I have been sitting in my favorite coffee shoppe for awhile, trying to figure out precisely how I wanted to begin documenting this particular moment in history. It’s really a nothing special moment. I’m not making any huge decisions. I’m not accomplishing a lifelong goal. Pretty much all I am doing right this second is catering to my musical ADD by switching tracks on Spotify every minute or so. And yet. And yet, looking out the window a minute ago made this day special. Looking out the window reminded me of exactly where I am sitting and how hard it was to get here. And it reminded me of exactly how much joy I take in being here. You forget the big things in the wear and tear of day to day existence. Or at least I forget. I forget that I’m not a little girl in a little town with big dreams and no sense. In the crush of day to day anxiety, I forget that just having a college degree is something that a good portion of my high school graduating class cannot claim. I forget that this place I am in where I am struggling is still an improvement on the person I COULD have ended up becoming.

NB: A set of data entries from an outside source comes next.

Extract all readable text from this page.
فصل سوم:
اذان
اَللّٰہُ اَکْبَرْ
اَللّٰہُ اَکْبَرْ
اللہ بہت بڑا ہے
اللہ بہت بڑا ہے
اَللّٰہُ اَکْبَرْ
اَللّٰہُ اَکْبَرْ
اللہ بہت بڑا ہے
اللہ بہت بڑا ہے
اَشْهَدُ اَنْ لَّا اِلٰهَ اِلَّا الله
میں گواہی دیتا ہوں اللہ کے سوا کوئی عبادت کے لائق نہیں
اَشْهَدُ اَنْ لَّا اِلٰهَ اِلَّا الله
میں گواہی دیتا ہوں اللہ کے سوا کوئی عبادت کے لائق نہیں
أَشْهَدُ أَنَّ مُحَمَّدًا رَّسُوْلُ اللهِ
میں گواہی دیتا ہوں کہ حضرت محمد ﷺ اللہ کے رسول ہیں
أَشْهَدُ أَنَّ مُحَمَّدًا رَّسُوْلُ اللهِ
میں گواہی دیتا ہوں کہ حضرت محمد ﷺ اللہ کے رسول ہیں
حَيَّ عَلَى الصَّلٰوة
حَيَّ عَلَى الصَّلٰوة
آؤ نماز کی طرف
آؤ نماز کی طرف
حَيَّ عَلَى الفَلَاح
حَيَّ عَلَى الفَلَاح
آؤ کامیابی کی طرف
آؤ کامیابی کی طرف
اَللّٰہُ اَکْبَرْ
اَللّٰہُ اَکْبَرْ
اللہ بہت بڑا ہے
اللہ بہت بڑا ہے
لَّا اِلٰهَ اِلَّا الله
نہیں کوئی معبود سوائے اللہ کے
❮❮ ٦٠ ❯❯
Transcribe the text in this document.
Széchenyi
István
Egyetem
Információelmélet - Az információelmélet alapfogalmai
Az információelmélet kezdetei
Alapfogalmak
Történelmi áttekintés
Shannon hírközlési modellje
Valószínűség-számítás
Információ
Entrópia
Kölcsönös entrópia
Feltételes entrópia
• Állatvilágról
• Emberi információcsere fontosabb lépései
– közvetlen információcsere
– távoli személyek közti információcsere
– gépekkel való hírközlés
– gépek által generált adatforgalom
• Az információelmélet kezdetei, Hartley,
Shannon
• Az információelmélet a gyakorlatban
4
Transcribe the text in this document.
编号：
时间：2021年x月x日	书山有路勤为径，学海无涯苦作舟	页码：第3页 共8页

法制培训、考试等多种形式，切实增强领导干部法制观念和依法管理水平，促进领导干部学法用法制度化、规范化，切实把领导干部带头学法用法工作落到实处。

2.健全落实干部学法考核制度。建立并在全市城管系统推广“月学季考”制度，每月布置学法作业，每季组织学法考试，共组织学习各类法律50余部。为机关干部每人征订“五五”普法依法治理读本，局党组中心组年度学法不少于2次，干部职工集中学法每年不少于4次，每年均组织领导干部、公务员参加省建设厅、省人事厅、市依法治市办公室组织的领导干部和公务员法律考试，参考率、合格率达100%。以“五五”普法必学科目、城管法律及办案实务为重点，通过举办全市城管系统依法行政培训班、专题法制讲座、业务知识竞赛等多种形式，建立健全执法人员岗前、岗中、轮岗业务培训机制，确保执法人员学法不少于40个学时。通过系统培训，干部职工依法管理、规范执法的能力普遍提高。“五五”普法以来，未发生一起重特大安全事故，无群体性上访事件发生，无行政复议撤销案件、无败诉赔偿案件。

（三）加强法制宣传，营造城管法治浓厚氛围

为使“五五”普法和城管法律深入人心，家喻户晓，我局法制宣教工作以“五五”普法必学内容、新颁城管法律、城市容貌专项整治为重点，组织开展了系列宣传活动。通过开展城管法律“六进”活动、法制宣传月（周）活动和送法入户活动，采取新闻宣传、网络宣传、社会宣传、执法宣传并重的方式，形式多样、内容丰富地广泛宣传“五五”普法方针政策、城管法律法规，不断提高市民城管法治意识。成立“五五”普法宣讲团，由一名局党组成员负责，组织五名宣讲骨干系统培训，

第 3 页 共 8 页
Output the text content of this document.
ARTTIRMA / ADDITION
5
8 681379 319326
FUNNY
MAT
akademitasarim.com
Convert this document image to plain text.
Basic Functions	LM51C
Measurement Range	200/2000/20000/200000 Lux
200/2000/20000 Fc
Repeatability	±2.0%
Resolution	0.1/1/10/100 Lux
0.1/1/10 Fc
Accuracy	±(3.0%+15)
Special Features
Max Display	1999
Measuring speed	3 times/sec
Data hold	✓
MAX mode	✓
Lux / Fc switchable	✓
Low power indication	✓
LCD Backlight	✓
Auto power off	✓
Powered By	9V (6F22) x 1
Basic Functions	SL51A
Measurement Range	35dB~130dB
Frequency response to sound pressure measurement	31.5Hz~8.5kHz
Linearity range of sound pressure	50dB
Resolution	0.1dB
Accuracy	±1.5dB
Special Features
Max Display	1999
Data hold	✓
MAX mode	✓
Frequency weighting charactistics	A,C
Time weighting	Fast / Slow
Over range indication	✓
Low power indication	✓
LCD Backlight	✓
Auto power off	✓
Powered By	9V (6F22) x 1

I can’t dispute that this has been a difficult twelve months. The written evidence is too daunting to be argued. I lost a job, a career trajectory, a best friend to misunderstanding, and a family friend to whatever comes after this life is done. I could have lost my father. I lost perspective. I lost my determination to keep theatre in my life. I could probably keep going. The impulse to dwell on the negative has been very strong in me this year. But today is a different kind of day. Today, as my good friend Fred would say, I am titanium. Because today I can look out the window from a place that I always wanted to belong and I can know that nothing that has happened in the last year has destroyed me. I can’t say there has been no permanent damage, but I can say that I survived. And I’ll take that.
In fact, I’ll improve upon that. I wanted to write today because things are getting better and I want to share that part in this crazy journey, too. I was recently offered a freelancing job, writing an article for an up and coming professional blog, which has opened my eyes to an entirely new set of career possibilities. It’s exciting to think that someone saw something in my writing and thought it was worth paying for. What the heck?!? I am both proud of and humbled by that. I also went ahead and paid for my domain name, so I am now the proud owner of grownupsforpretend.com. I know anyone with a credit card can buy their own domain, but knowing I own my own little piece of the internet feels important somehow. AND! I put in that application to NYU Gallatin that I talked about several months back. I proposed an MA program centering on advocacy and youth theatre. I think it could be a really exhilarating course of study and I am hopeful that the NYU Powers That Be think so, too.